With quarterback Matt Corral suiting up to play one last time in a Rebels uniform, it's impossible for me to pick against Ole Miss. Corral, who should have earned a Heisman invite, will get to cap an incredible career against the Bears. His 2021 season has been his best yet in Oxford, having thrown for 3,339 yards, 20 touchdowns and four interceptions. That's a huge improvement from his 14-interception season a year ago.
Baylor's secondary ranks 70th nationally in passing defense, ceding 231.4 yards per game. Corral will have leading receivers Dontario Drummond and Braylon Sanders, as well as backs Jerrion Ealy and Snoop Conner.
In an era when protecting draft stock is becoming more important than playing in non-playoff bowl games, Ole Miss doesn't have any opt-outs. The Rebels will even have offensive coordinator Jeff Lebby, who will join Brent Venables' staff in Oklahoma after the game.
This should be an entertaining game, but I like the Rebels. If Ole Miss wins, it'll be the first 11-win season in school history.

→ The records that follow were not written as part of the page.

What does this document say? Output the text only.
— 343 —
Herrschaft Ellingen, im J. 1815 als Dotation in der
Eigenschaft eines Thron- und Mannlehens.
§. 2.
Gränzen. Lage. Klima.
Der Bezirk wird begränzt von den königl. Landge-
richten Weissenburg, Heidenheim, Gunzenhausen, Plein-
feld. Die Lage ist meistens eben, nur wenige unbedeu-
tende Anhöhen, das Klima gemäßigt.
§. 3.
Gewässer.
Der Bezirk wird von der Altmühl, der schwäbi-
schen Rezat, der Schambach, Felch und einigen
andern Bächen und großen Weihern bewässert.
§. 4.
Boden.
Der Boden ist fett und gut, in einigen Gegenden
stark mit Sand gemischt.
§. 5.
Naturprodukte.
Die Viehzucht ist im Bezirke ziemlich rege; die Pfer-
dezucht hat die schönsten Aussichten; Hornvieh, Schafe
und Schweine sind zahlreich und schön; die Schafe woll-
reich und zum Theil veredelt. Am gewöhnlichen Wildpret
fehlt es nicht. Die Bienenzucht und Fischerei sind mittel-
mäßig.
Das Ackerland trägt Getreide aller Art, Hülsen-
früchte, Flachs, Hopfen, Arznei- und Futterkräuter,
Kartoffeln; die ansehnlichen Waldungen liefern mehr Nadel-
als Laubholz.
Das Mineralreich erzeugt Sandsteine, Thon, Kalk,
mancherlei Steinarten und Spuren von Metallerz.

If you're an old-school purist who believes it is the children who are wrong, I hope you've circled the Sugar Bowl on your wall-hanging calendar. As of this writing, no player from Baylor or Ole Miss has announced a decision to opt out.
Hey, we'll take a full-strength game!
From a hype perspective, I'd like to see Ole Miss finish with a victory. Lane Kiffin has restored his reputation, and an 11-win campaign—as Morgan noted—would both be historic for the program and a fitting conclusion to a breakout year.
However, it's probably time I stop saying nice things about Dave Aranda and picking against him anyway. I keep getting burned on that. That ends now, so expect an Ole Miss win since I'm taking Baylor.
Which Matchup Will Be Most Entertaining?
While points are often the key ingredients when it comes to entertainment, they don't have to be. That is my introduction to announce Georgia-Michigan, the second semifinal game Friday, as the most compelling game on the schedule.
The total in this game is only 45. With two of the nation's top four scoring defenses going head-to-head, that happens sometimes. But the talent in this game has the potential to be superb.
You have the best player in the sport, Aidan Hutchinson, going up against the best defense CFB has seen in some time. (Well, outside of the last game.)
You have Jim Harbaugh trying to break through more than he already has, going up against a program that has been looking to finally win a national title after an assortment of close calls.
You have NFL talent all over the field playing with tremendous stakes. And the game is likely to be extremely competitive—played at a high level.
Plus, it will be played on New Year's Eve. Gather 'round the television, grab the snacks, secure the beverage of choice and enjoy. While many playoff games have fallen flat in recent years, this one has the chance to deliver.
Adam and I often launch into a monologue about an expected high-scoring game, but we're on the same wavelength. I'm very excited for the storylines in the Orange Bowl.
Four seasons ago, Georgia lost the national title to Alabama in devastating fashion. Since then, the Dawgs have clawed to return. From 2018 to 2020, they posted a strong 31-7 record. Multiple losses in each season kept UGA out of the CFP, though. This is the program's—and Kirby Smart's—first official shot at redemption.
On the opposite side, it's Harbaugh. If you follow the sport closely, you know the details. If you need a refresher, here's a little shameless self-promotion about his journey in Ann Arbor.
For both programs, this is a massive #narrative game.